Inhibitors of Acyl-CoA:cholesterol acyltransferase. I. Identification and structure-activity relationships of a novel series of fatty acid anilide hypocholesterolemic agents
Roth,Blankley,Hoefle,Holmes,Roark,Trivedi,Essenburg,Kieft,Krause,Stanfield
, p. 1609 - 1617 (2007/10/02)
A series of fatty acid anilides was prepared, and compounds were tested for their ability to inhibit the enzyme acyl-CoA:cholesterol acyltransferase (ACAT) in vitro and to lower plasma total cholesterol and elevate high- density lipoprotein cholesterol in cholesterol-fed rats in vivo. The compounds reported were found to fall into two subclasses with different anilide SAR. For nonbranched acyl analogues, inhibitory potency was found to be optimal with bulky 2,6-dialkyl substitution. For α-substituted acyl analogues, there was little dependence of in vitro potency on anilide substitution and 2,4,6-trimethoxy was uniquely preferred. Most of the potent inhibitors (IC50 50 nM) were found to produce significant reductions in plasma total cholesterol in cholesterol-fed rats. Additionally, in vivo activity could be improved significantly by the introduction of α,α- disubstitution into the fatty acid portion of the molecule.
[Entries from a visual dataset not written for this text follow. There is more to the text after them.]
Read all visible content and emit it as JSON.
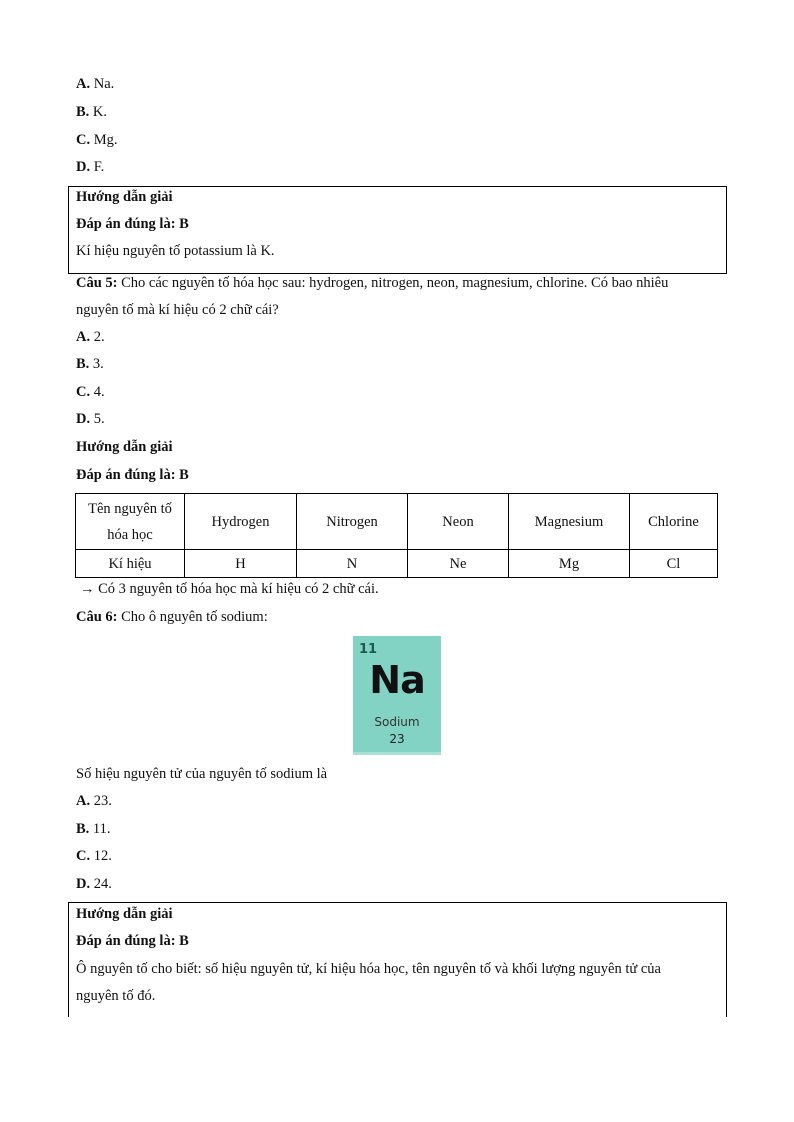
{
  "q4": {
    "options": [
      {
        "letter": "A.",
        "text": " Na."
      },
      {
        "letter": "B.",
        "text": " K."
      },
      {
        "letter": "C.",
        "text": " Mg."
      },
      {
        "letter": "D.",
        "text": " F."
      }
    ],
    "solution": {
      "heading": "Hướng dẫn giải",
      "answer": "Đáp án đúng là: B",
      "explanation": "Kí hiệu nguyên tố potassium là K."
    }
  },
  "q5": {
    "label": "Câu 5:",
    "text_line1": " Cho các nguyên tố hóa học sau: hydrogen, nitrogen, neon, magnesium, chlorine. Có bao nhiêu",
    "text_line2": "nguyên tố mà kí hiệu có 2 chữ cái?",
    "options": [
      {
        "letter": "A.",
        "text": " 2."
      },
      {
        "letter": "B.",
        "text": " 3."
      },
      {
        "letter": "C.",
        "text": " 4."
      },
      {
        "letter": "D.",
        "text": " 5."
      }
    ],
    "solution": {
      "heading": "Hướng dẫn giải",
      "answer": "Đáp án đúng là: B",
      "table": {
        "header": [
          "Tên nguyên tố hóa học",
          "Hydrogen",
          "Nitrogen",
          "Neon",
          "Magnesium",
          "Chlorine"
        ],
        "row": [
          "Kí hiệu",
          "H",
          "N",
          "Ne",
          "Mg",
          "Cl"
        ]
      },
      "conclusion": "→ Có 3 nguyên tố hóa học mà kí hiệu có 2 chữ cái."
    }
  },
  "q6": {
    "label": "Câu 6:",
    "text": " Cho ô nguyên tố sodium:",
    "element": {
      "number": "11",
      "symbol": "Na",
      "name": "Sodium",
      "mass": "23",
      "color": "#83d3c4"
    },
    "question": "Số hiệu nguyên tử của nguyên tố sodium là",
    "options": [
      {
        "letter": "A.",
        "text": " 23."
      },
      {
        "letter": "B.",
        "text": " 11."
      },
      {
        "letter": "C.",
        "text": " 12."
      },
      {
        "letter": "D.",
        "text": " 24."
      }
    ],
    "solution": {
      "heading": "Hướng dẫn giải",
      "answer": "Đáp án đúng là: B",
      "explanation_line1": "Ô nguyên tố cho biết: số hiệu nguyên tử, kí hiệu hóa học, tên nguyên tố và khối lượng nguyên tử của",
      "explanation_line2": "nguyên tố đó."
    }
  }
}
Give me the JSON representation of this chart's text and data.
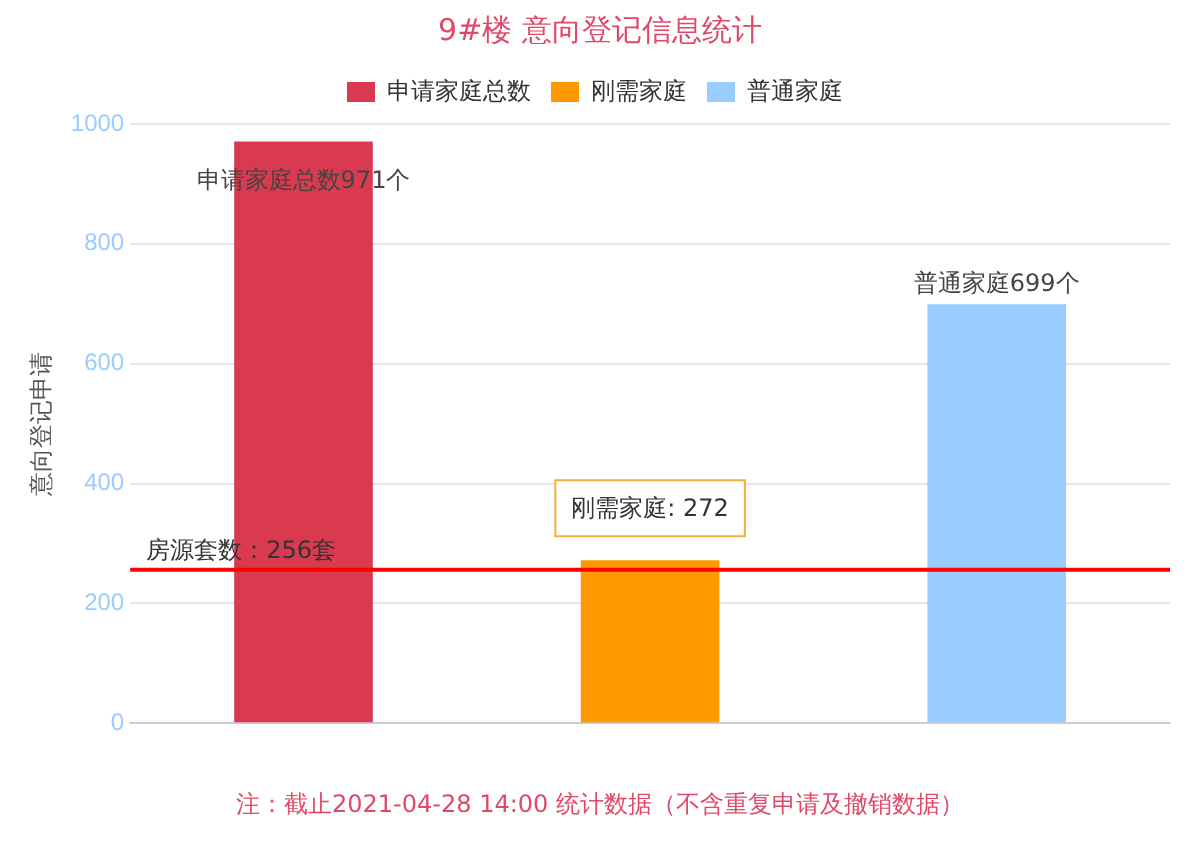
{
  "chart_data": {
    "type": "bar",
    "title": "9#楼 意向登记信息统计",
    "ylabel": "意向登记申请",
    "categories": [
      null,
      null,
      null
    ],
    "series": [
      {
        "name": "申请家庭总数",
        "color": "#d93a50",
        "values": [
          971,
          null,
          null
        ],
        "value_labels": [
          "申请家庭总数971个",
          null,
          null
        ]
      },
      {
        "name": "刚需家庭",
        "color": "#ff9900",
        "values": [
          null,
          272,
          null
        ],
        "value_labels": [
          null,
          "刚需家庭: 272",
          null
        ]
      },
      {
        "name": "普通家庭",
        "color": "#99ccff",
        "values": [
          null,
          null,
          699
        ],
        "value_labels": [
          null,
          null,
          "普通家庭699个"
        ]
      }
    ],
    "ylim": [
      0,
      1000
    ],
    "yticks": [
      0,
      200,
      400,
      600,
      800,
      1000
    ],
    "grid": "y",
    "legend": "top",
    "ref_lines": [
      {
        "axis": "y",
        "value": 256,
        "label": "房源套数：256套",
        "color": "#ff0000"
      }
    ],
    "annotations": [
      "注：截止2021-04-28 14:00 统计数据（不含重复申请及撤销数据）"
    ]
  }
}
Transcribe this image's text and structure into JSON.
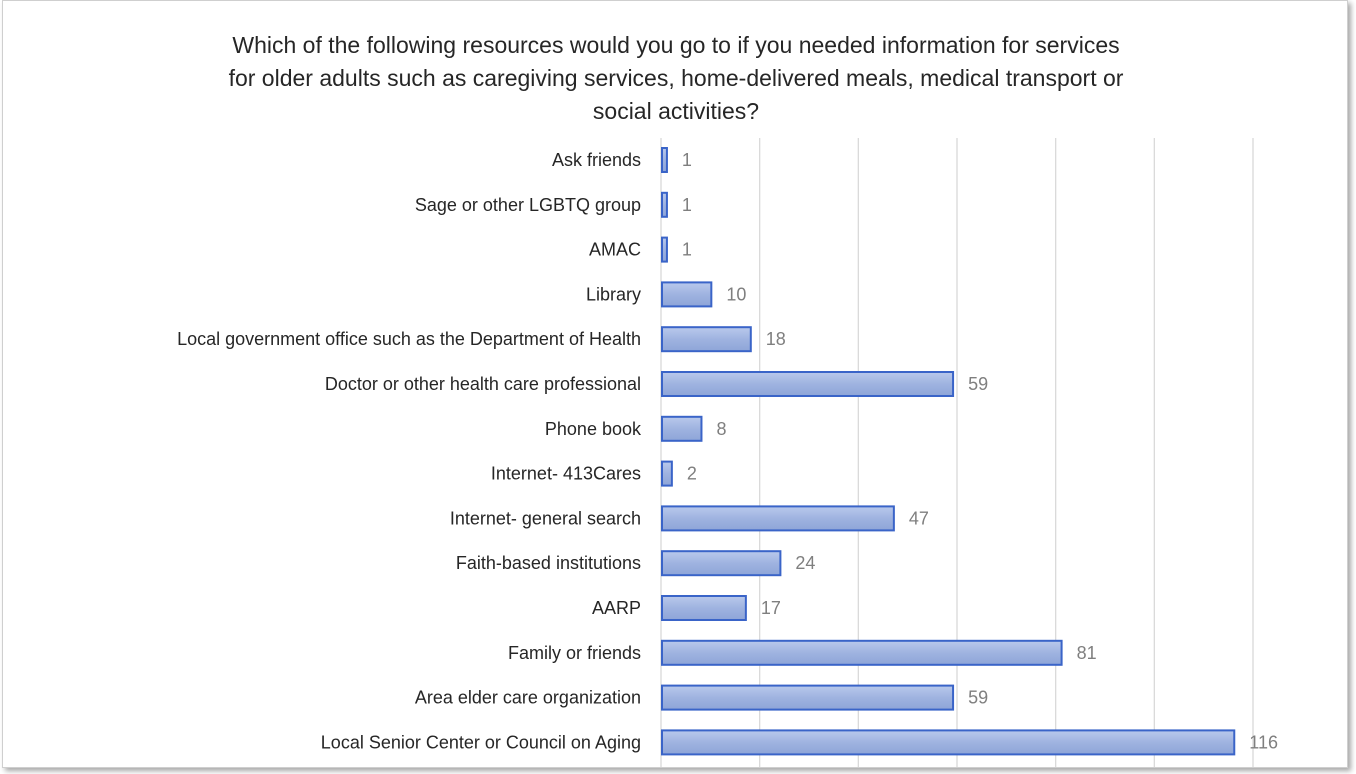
{
  "chart_data": {
    "type": "bar",
    "orientation": "horizontal",
    "title": "Which of the following resources would you go to if you needed information for services\nfor older adults such as caregiving services, home-delivered meals, medical transport or\nsocial activities?",
    "categories": [
      "Ask friends",
      "Sage or other LGBTQ group",
      "AMAC",
      "Library",
      "Local government office such as the Department of Health",
      "Doctor or other health care professional",
      "Phone book",
      "Internet- 413Cares",
      "Internet- general search",
      "Faith-based institutions",
      "AARP",
      "Family or friends",
      "Area elder care organization",
      "Local Senior Center or Council on Aging"
    ],
    "values": [
      1,
      1,
      1,
      10,
      18,
      59,
      8,
      2,
      47,
      24,
      17,
      81,
      59,
      116
    ],
    "xlim": [
      0,
      120
    ],
    "x_gridline_step": 20,
    "grid": "vertical",
    "legend": "none",
    "bar_fill": "#a0b4e0",
    "bar_edge": "#3a64c8",
    "value_label_color": "#7f7f7f",
    "grid_color": "#d9d9d9"
  }
}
A narrow group of α,α-disubstituted trimethoxyanilides, exemplified by 2,2-dimethyl-N-(2,4,6- trimethoxyphenyl)dodecanamide (39), was found to not only lower plasma total cholesterol (-60%) in cholesterol-fed rats but also elevate levels of high- density lipoprotein cholesterol (+94%) in this model at the screening dose of 0.05% in the diet (ca. 50 mg/kg).